To walk the site with Mr. Woolhead is to join the entourage of a rock star. Every construction worker knows him, clapping him on the back, nodding their heads, striking poses or waving from afar. Hey Joe, they call out from 20 stories up in Tower 4 or across the 100-foot chasm separating the rising Tower 3 from terra firma. These gestures are almost always followed by a simple question: Got any stickers?
“I don’t know when it started, but it just blew up,” Mr. Woolhead said. “I’m not the photographer anymore. Now I’m the sticker man.” It is hard to believe, whatever Mr. Woolhead might argue in his quiet Irish lilt, that the stickers were anything but part of a clever plan to win over the 3,200 construction workers at the 16-acre site. They are his eyes and ears, ensuring he knows what, where and when anything is being built, so that he might capture it for his collection of 2-million-and-counting photographs.
In exchange for their knowledge, he trades his playing-card-sized stickers, printed with his photos of concrete and steel, an American icon on the rise. Or, if the workers are lucky, pictures of themselves building these downtown monoliths. Onto their helmets they go, beside logos for the locals; flags of Ireland, Italy, Puerto Rico paired with the stars and stripes; X’d out bin Ladens; those leggy mudflap silhouettes; most often of all, the silhouettes of the old Twin Towers. On Joe’s helmet, in addition to his own stickers, are those of a shamrocked “Win With Quinn,” a reference to the City Council Speaker; a NASA mission sticker reading “failure is not an option”; and a two-faced mask of some sort. He also wore a NASA lanyard, but Mr. Woolhead said it was a poet he dreamed of being as a boy—he freely quotes Yeats—not an astronaut. Even now, he says, “I’m a poet with an eye for photography.”

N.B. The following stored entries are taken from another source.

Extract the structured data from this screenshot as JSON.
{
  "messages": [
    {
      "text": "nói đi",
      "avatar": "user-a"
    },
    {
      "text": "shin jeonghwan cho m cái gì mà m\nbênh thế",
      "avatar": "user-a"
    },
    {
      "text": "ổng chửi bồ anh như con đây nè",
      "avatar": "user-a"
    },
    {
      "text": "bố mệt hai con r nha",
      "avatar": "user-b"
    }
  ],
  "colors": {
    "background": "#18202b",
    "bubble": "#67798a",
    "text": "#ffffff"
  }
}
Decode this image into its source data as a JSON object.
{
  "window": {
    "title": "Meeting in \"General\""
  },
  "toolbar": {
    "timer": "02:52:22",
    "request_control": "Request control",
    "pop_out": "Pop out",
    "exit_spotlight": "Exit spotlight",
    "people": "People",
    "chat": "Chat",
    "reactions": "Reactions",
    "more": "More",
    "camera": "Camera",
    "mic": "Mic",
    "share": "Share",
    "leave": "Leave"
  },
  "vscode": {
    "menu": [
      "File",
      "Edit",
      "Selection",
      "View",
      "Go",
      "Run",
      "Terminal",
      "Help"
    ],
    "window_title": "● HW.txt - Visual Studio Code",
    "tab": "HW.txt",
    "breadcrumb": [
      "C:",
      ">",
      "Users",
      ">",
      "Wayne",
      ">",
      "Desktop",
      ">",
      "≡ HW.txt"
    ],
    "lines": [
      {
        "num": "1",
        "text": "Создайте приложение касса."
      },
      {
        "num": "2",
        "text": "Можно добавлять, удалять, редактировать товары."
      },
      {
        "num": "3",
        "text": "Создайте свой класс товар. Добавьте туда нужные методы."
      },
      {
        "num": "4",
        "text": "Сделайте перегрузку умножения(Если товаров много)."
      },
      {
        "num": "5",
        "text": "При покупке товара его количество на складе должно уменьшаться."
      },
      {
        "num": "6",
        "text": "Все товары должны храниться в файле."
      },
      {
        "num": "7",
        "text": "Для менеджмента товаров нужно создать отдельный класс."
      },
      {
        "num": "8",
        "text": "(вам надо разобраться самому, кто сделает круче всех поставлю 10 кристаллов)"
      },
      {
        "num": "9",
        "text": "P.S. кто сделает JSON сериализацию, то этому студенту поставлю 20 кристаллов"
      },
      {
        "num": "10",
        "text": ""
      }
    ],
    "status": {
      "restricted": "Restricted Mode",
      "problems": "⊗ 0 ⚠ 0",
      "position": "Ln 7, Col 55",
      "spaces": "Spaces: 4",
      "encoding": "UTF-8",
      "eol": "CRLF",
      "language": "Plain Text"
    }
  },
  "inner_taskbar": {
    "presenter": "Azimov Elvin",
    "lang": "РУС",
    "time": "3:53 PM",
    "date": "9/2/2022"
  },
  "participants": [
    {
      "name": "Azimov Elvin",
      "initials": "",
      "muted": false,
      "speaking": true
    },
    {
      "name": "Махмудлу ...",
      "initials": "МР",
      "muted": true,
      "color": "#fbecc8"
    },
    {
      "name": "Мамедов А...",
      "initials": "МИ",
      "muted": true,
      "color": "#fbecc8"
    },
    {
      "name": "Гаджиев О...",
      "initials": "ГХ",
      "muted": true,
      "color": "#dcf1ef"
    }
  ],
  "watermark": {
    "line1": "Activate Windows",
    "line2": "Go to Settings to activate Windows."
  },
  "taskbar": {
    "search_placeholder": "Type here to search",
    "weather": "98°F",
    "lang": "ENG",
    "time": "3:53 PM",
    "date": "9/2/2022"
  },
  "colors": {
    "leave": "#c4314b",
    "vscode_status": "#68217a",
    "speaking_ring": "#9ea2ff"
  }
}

“He has an eye for the action on the site, he really captures the construction in an uncanny way,” said Diana Horowitz, an artist-in-residence on the 48th floor of 7 World Trade Center. She called him “the mayor of Ground Zero” for his easy way with the construction workers and foremen on the site.
Mr. Woolhead is not pretending with his helmet and heavy leather boots. After graduating from college in his native Dublin, he moved to London, where he found work in construction. He wound up in New York in 1990 the way so many men do—following a woman. Things did not work out. He took to working the odd construction job, until an accident in 1996 at a building not far from where he now works, at Liberty and Nassau streets, seriously injured his legs.
In 1999, tired of wallowing in bed and with his workman’s compensation running low, Mr. Woolhead enrolled at Hunter. There he earned degrees in communications and film. He also met his wife Ozy at Hunter, a Nigerian native who was working in the office of accessibility. They have a 22-month-old son whom Mr. Woolhead does not see much of, since he still works the hours of a construction worker—up at dawn, on the site all day, then off to the bar until well past sunset.
It was a few years later, in 2004, when he was working in a warehouse in Queens, that Mr. Woolhead got a call from Dara McQuillan. A fellow Irishman, Mr. McQuillan had been roommates with Mr. Woolhead for a brief period in the early 1990s. Now he was director of media relations at Silverstein Properties, and he needed some new portraits of Larry Silverstein and the other executives for a new website. Freelance photography had not exactly been paying the bills for Mr. Woolhead, but he agreed to take the job anyone. It was good timing, because Mr. Silverstein was just finishing 7 World Trade Center and as he turned his attention to the rest of the site, he was looking for a range of artists to document the construction effort—not only a photographer but a documentarian and those artists like Ms. Horowitz. Joe got the offer thanks to Mr. McQuillan and his head shots but above all because he knew his way around a work site.
“He’s got a great eye for detail, he’s got a great eye for the men and women of this project,” Mr. McQuillan said. “They get up at five, he gets up at five and is on the site with them. Joe’s patience about capturing these people and life on the site is unmatched.”